FATEMELO DIRE
di MAURIZIO LIVERANI
SPIRITI MOLLUSCHI
Non è da escludere che il presidente della Repubblica restituisca il favore per l’insediamento sul Colle ricevuto da Matteo Renzi. Il leader di Italia viva potrebbe ottenere l’imprimatur a primo ministro, ma è improbabile perché troppi griderebbero allo scandalo. Nessuno dei due vuole avvilirsi in ruoli di intrigante. Il trasformismo confermerebbe questo adagio: “Tu me dai ‘na cosa a me, io te do una cosa a te”. Renzi diverrebbe un premier al quale è regalato Palazzo Chigi perché tra tanti rissosi aspiranti è il più gentile con tutti. Chi avrebbe il coraggio di insultarlo, calunniarlo come nemico della democrazia?
Man mano che avanzano gli anni, Luigi Di Maio vive nell’incubo della “voglia” di diventare “padrino della patria”. Si impegna ogni giorno a dimostrare che la modestia non è il suo maggior ornamento; coltiva in sé la convinzione di appartenere a una razza superiore: quella che riduce i compensi ai politici. Teme di essere scambiato per un “guidato”; si atteggia, perciò, a statista istintivo e talentuoso. Ha appreso che per arrivare in alto bisogna solidarizzare sempre con la consorteria dei signori dell’antipolitica, partendo dalla considerazione preliminare che tra i partiti vige una sorta di omertà non dissimile a quella della mafia.
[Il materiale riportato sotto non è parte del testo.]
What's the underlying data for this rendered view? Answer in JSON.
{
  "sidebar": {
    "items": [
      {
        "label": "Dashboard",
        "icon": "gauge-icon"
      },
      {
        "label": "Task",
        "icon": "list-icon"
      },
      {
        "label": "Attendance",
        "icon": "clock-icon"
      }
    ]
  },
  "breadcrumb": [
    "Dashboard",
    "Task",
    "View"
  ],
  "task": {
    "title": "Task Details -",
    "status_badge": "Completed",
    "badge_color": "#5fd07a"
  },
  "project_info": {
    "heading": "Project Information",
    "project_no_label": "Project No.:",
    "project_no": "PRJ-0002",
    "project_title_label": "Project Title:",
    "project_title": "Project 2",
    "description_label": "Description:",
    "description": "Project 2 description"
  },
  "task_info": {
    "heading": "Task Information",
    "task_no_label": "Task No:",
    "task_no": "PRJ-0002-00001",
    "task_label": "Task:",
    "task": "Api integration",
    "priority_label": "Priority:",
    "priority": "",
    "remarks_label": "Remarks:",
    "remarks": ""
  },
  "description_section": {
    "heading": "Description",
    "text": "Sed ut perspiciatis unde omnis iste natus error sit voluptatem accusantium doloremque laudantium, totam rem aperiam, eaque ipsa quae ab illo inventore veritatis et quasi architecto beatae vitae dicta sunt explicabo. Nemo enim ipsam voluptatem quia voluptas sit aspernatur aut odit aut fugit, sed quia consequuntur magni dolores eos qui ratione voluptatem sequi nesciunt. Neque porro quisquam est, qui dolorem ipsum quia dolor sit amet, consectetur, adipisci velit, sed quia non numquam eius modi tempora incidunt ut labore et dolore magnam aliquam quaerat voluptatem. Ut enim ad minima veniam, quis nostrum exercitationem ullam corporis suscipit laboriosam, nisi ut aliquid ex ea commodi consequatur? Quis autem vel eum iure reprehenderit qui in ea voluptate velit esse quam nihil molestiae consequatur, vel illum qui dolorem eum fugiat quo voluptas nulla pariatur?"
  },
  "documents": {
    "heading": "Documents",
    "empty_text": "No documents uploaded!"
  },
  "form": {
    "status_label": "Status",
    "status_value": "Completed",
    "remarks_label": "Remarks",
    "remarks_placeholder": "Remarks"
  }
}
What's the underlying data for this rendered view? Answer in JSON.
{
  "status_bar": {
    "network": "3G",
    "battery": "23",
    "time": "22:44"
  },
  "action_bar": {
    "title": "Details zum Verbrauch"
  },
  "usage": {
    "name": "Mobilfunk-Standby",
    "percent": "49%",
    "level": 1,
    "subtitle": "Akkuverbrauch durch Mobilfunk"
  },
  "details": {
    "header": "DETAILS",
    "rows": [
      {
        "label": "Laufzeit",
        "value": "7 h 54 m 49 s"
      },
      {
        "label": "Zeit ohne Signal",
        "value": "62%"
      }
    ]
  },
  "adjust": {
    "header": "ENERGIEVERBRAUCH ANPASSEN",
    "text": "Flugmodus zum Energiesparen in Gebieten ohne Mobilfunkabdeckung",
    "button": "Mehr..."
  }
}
Abbiamo assistito ai tentativi di rimonta di Romano Prodi, il quale, con una visione esagitata e soverchiante del proprio genio, recita ancora con il massimo impegno la parte di cavallo di razza. Oggi Prodi è preda dei motteggiatori, “brilla per l’oscurità delle sue vedute”; e c’è chi ricorda i commercianti torinesi che in una tumultuosa riunione di molti anni fa si lasciarono sfuggire su di lui questa espressione: “a l’è na ciula”.
Sfiorato dal respiro della storia è Enrico Letta con il quale si potrebbe restaurare lo scudo crociato. Il personaggio è messo periodicamente in piedi per “infastidire” Matteo Renzi. Il carattere astrale del non più giovane Letta ci dice che il tempo delle larghe intese è prossimo.
Pedine insignificanti sono ormai Pier Luigi Bersani, Massimo D’Alema e Stefano Fassina. Ne sono coscienti sino alla disperazione. Di essere “out” se ne sono fatti ormai una ragione; soffrono, ma restano attaccati a un’ideologia riallacciandosi a Marx su un piano puramente retorico. Come scrive François Revel: “Stimolo emotivo, astratto, privo di portata teorica e pratica”. Queste cose le afferma in un saggio dal titolo “Né Cristo né Marx” in cui spiega che le due chiese, la marxista e la cattolica, hanno deciso, in Italia, di salvarsi alleandosi.